Miodrag Dragoj1*, Jelena Dinić1, Sofija Jovanović Stojanov1, Ana Stepanović1, Ema Lupšić1, Milica Pajović1, Thomas Mohr2, Sofija Glumac3,4, Dragana Marić4,5, Maja Ercegovac4, Ana Podolski-Renić1 and Milica Pešić1
1 Institute for Biological Research “Siniša Stanković” — National Institute of the Republic of Serbia, University of Belgrade, Belgrade, Serbia
2 Center for Cancer Research and Comprehensive Cancer Center, Medical University of Vienna, Vienna, Austria
3 Institute of Pathology, University of Belgrade — School of Medicine, Belgrade, Serbia
4 University of Belgrade — School of Medicine, Belgrade, Serbia
5 Clinic for Pulmonology, University Clinical Center of Serbia, Belgrade, Serbia
miodrag.dragoj [at] ibiss.bg.ac.rs
Abstract
Understanding the impact of tyrosine kinase inhibitors (TKIs) on multidrug resistance (MDR) in non-small cell lung carcinoma (NSCLC) is critical for effective cancer treatment. While TKIs target specific signalling pathways in cancer cells, they can also be substrates for ABC transporters and thus potentially induce MDR. This study aimed to assess the responses of 17 patient-derived NSCLC cultures to 10 widely used TKIs and to investigate the relationship between these responses and patient-specific mutational profiles using bioinformatics approaches.
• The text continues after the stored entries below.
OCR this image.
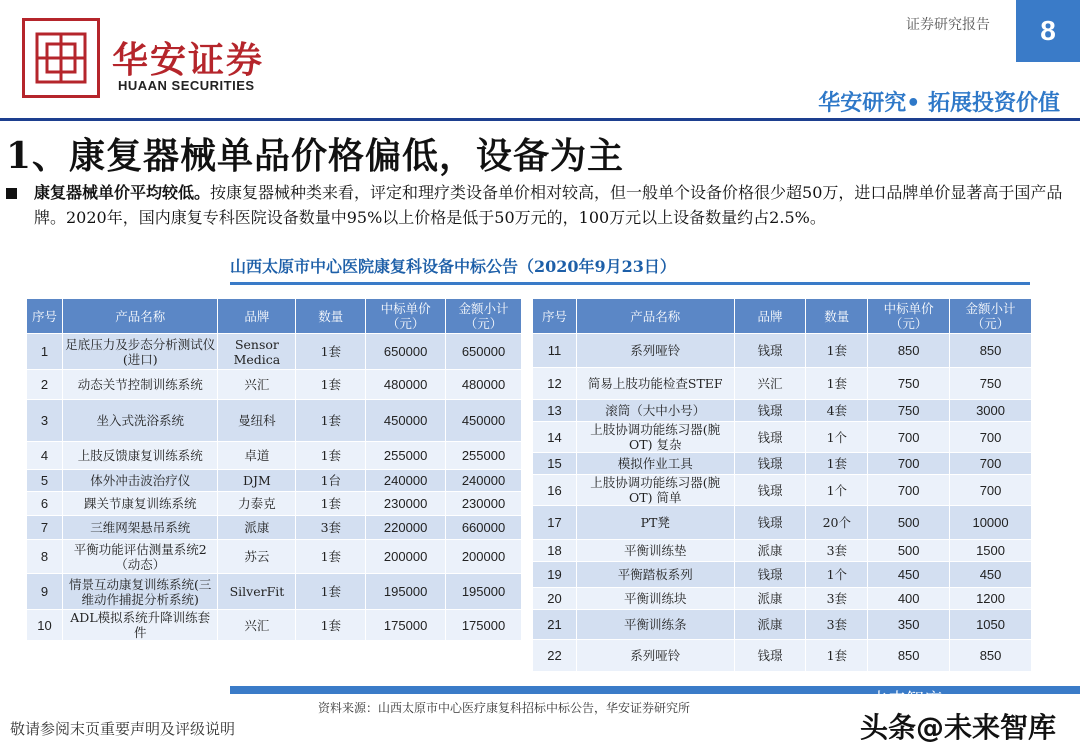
华安证券
HUAAN SECURITIES
证券研究报告	8
华安研究• 拓展投资价值
1、康复器械单品价格偏低，设备为主
康复器械单价平均较低。按康复器械种类来看，评定和理疗类设备单价相对较高，但一般单个设备价格很少超50万，进口品牌单价显著高于国产品牌。2020年，国内康复专科医院设备数量中95%以上价格是低于50万元的，100万元以上设备数量约占2.5%。
山西太原市中心医院康复科设备中标公告（2020年9月23日）
序号	产品名称	品牌	数量	中标单价（元）	金额小计（元）
1	足底压力及步态分析测试仪(进口)	Sensor Medica	1套	650000	650000
2	动态关节控制训练系统	兴汇	1套	480000	480000
3	坐入式洗浴系统	曼纽科	1套	450000	450000
4	上肢反馈康复训练系统	卓道	1套	255000	255000
5	体外冲击波治疗仪	DJM	1台	240000	240000
6	踝关节康复训练系统	力泰克	1套	230000	230000
7	三维网架悬吊系统	派康	3套	220000	660000
8	平衡功能评估测量系统2（动态）	苏云	1套	200000	200000
9	情景互动康复训练系统(三维动作捕捉分析系统)	SilverFit	1套	195000	195000
10	ADL模拟系统升降训练套件	兴汇	1套	175000	175000
序号	产品名称	品牌	数量	中标单价（元）	金额小计（元）
11	系列哑铃	钱璟	1套	850	850
12	简易上肢功能检查STEF	兴汇	1套	750	750
13	滚筒（大中小号）	钱璟	4套	750	3000
14	上肢协调功能练习器(腕OT) 复杂	钱璟	1个	700	700
15	模拟作业工具	钱璟	1套	700	700
16	上肢协调功能练习器(腕OT) 简单	钱璟	1个	700	700
17	PT凳	钱璟	20个	500	10000
18	平衡训练垫	派康	3套	500	1500
19	平衡踏板系列	钱璟	1个	450	450
20	平衡训练块	派康	3套	400	1200
21	平衡训练条	派康	3套	350	1050
22	系列哑铃	钱璟	1套	850	850
资料来源：山西太原市中心医疗康复科招标中标公告，华安证券研究所
敬请参阅末页重要声明及评级说明
未来智库
头条@未来智库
An ex vivo immunofluorescence assay was used to determine the expression levels of the MDR markers ABCB1, ABCC1 and ABCG2. These expression data were then integrated with detailed genetic profiles obtained by next-generation sequencing (NGS) and analysed using bioinformatics tools to identify correlations and functional significance. The results showed a differential response of NSCLC cultures to the TKIs, with erlotinib showing significant efficacy regardless of mutational burden or EGFR status. However, erlotinib also led to an increase in ABCG2 expression, highlighting the complex challenge of MDR in treatment.
Gene set enrichment analysis showed that genetic alterations in key signalling pathways, including ErbB, Ras and PI3K-Akt, as well as mechanisms associated with EGFR-TKI resistance, likely influenced the differential responses to TKIs. Although no consistent patterns were observed between ABC transporter expression and genetic alterations, our integrative bioinformatics approach provided valuable insights into the mechanisms underlying TKI resistance and sensitivity.
These results emphasise the critical role of bioinformatics and functional sensitivity screening in addition to mutational profiling for the selection of appropriate TKI treatments. Our study highlights the potential of personalised medicine in NSCLC therapy by taking into account drug sensitivity, off-target effects, MDR risks and patient-specific genetic landscapes.
Keywords: lung cancer, genomics, multidrug resistance, tyrosine kinase inhibitors, targeted therapy
Acknowledgement: This research was supported by the Science Fund of the Republic of Serbia, #7739737, Functional diagnostics in non-small cell lung carcinoma – a new concept for the improvement of personalized therapy in Serbian patients – TargetedResponse.